Part 1: Overview and File->New Project
by Jon Galloway
The MVC Music Store is a tutorial application that introduces and explains step-by-step how to use ASP.NET MVC and Visual Studio for web development.
The MVC Music Store is a lightweight sample store implementation which sells music albums online, and implements basic site administration, user sign-in, and shopping cart functionality.
This tutorial series details all of the steps taken to build the ASP.NET MVC Music Store sample application. Part 1 covers Overview and File->New Project.
The MVC Music Store is a tutorial application that introduces and explains step-by-step how to use ASP.NET MVC and Visual Web Developer for web development. We'll be starting slowly, so beginner level web development experience is okay.
The application we'll be building is a simple music store. There are three main parts to the application: shopping, checkout, and administration.
Visitors can browse Albums by Genre:
They can view a single album and add it to their cart:
They can review their cart, removing any items they no longer want:
Proceeding to Checkout will prompt them to login or register for a user account.
After creating an account, they can complete the order by filling out shipping and payment information. To keep things simple, we're running an amazing promotion: everything's free if they enter promotion code "FREE"!
After ordering, they see a simple confirmation screen:
In addition to customer-faceing pages, we'll also build an administrator section that shows a list of albums from which Administrators can Create, Edit, and Delete albums:
1. File -> New Project
Installing the software
This tutorial will begin by creating a new ASP.NET MVC 3 project using the free Visual Web Developer 2010 Express (which is free), and then we'll incrementally add features to create a complete functioning application. Along the way, we'll cover database access, form posting scenarios, data validation, using master pages for consistent page layout, using AJAX for page updates and validation, user login, and more.
You can follow along step by step, or you can download the completed application from MVC-Music-Store.
You can use either Visual Studio 2010 SP1 or Visual Web Developer 2010 Express SP1 (a free version of Visual Studio 2010) to build the application. We'll be using the SQL Server Compact (also free) to host the database. Before you start, make sure you've installed the prerequisites listed below.
- [Visual Studio Web Developer Express SP1 prerequisites]
- [ASP.NET MVC 3 Tools Update]
- [SQL Server Compact 4.0] - including both runtime and tools support
Creating a new ASP.NET MVC 3 project
We'll start by selecting "New Project" from the File menu in Visual Web Developer. This brings up the New Project dialog.
We'll select the Visual C# -> Web Templates group on the left, then choose the "ASP.NET MVC 3 Web Application" template in the center column. Name your project MvcMusicStore and press the OK button.

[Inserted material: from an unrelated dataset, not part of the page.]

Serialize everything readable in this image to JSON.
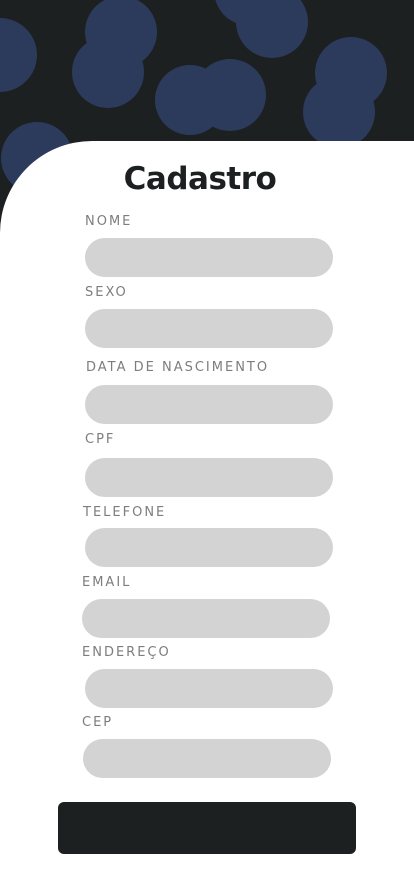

This will display a secondary dialog which allows us to make some MVC specific settings for our project. Select the following:
Project Template - select Empty
View Engine - select Razor
Use HTML5 semantic markup - checked
Verify that your settings are as shown below, then press the OK button.
This will create our project. Let's take a look at the folders that have been added to our application in the Solution Explorer on the right side.
The Empty MVC 3 template isn't completely empty – it adds a basic folder structure:
ASP.NET MVC makes use of some basic naming conventions for folder names:
|/Controllers||Controllers respond to input from the browser, decide what to do with it, and return response to the user.|
|/Views||Views hold our UI templates|
|/Models||Models hold and manipulate data|
|/Content||This folder holds our images, CSS, and any other static content|
These folders are included even in an Empty ASP.NET MVC application because the ASP.NET MVC framework by default uses a "convention over configuration" approach and makes some default assumptions based on folder naming conventions. For instance, controllers look for views in the Views folder by default without you having to explicitly specify this in your code. Sticking with the default conventions reduces the amount of code you need to write, and can also make it easier for other developers to understand your project. We'll explain these conventions more as we build our application.